Most of us sleep about 7 hours every night so maybe, at a push, when you get really ‘good’ at yoga nidra, you just skip sleeping altogether. More time for scrolling the internet and buying shit online.

As my yoga nidra teacher pointed out, if you can find the scientific reference (as opposed to random websites and “it is said”, “they say”, “my teacher said” etc that supports this claim), I would love to see it. God, now I’m thinking I should do a whole post on bullshit yoga claims, now that would be fun.

Some other interesting bits

The majority practice yoga nidra with recordings, with only about 1/4 of people stating they practice in-person with a teacher (is that bad?

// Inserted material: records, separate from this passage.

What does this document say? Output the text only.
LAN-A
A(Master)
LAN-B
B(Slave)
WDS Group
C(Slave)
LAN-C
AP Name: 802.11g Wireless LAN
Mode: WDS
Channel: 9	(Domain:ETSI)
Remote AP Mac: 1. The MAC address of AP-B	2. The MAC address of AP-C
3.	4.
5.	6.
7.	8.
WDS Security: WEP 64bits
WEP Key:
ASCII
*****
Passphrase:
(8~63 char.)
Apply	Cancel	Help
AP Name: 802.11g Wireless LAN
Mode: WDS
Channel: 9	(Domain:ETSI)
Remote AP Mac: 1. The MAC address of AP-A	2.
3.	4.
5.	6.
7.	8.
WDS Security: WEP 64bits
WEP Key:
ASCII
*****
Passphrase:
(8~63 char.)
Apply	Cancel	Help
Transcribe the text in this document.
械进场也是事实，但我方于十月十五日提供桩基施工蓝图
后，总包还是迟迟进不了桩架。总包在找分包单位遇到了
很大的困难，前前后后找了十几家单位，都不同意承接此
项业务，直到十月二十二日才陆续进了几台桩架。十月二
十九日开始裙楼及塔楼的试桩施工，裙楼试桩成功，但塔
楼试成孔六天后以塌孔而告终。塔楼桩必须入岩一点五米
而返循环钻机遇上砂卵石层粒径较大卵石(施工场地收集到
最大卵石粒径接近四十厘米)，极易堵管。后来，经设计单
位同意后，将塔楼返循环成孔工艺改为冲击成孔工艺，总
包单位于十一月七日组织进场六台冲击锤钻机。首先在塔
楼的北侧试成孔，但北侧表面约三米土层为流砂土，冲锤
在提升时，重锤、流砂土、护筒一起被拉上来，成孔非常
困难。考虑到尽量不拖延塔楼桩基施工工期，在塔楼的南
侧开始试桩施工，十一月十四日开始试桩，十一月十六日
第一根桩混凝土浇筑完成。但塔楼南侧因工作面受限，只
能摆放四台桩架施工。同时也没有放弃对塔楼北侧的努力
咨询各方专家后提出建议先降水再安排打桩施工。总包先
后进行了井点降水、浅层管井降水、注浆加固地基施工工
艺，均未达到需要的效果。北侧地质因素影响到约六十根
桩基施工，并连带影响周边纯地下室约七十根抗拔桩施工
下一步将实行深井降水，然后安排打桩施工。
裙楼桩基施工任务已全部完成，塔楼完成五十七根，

I don’t know. I don’t really practice with a teacher very often either). Of recording resources, youtube was the most popular one, followed by insight timer. Other apps or unknown or misc recordings were also mentioned, including some that I’d never heard of before like Yoga Nidra app, I AM Yoga Nidra app and Simple Habit. The lovely Yoga Nidra Network also go a shout-out.

There are also some misconceptions that the Bihar school is the only real yoga nidra out there and that what makes yoga nidra different from meditation is the setting of an intention, or a sankalpa.

How do these findings compare with your experiences?



I collected posts from 2019 and 2020 from Reddit and Mumsnet by putting in the search term “yoga nidra” and collating responses. I only analysed posts that were non-promotional and had one or more comments (which is indicative of some sort of conversation/discussion). Reddit posts were specifically from the sub-Reddits Yoga, Meditation, Yoga Nidra and Eradicate Insomnia (that should tell you how much yoga nidra is associated with sleep!).

I analysed 42 conversations from Reddit and 11 posts from Mumsnet using thematic analysis and a qualitative analysis software to make life easier. Tags related to:

  • goals
  • experiences
  • perceptions
  • common questions
  • access


This is obviously a tiny little analysis that I did for fun over the past couple of days – as per my usual commentary of others’ work, the number of conversations analysed is way too small. Would love to do more should I get the time and resources to do so.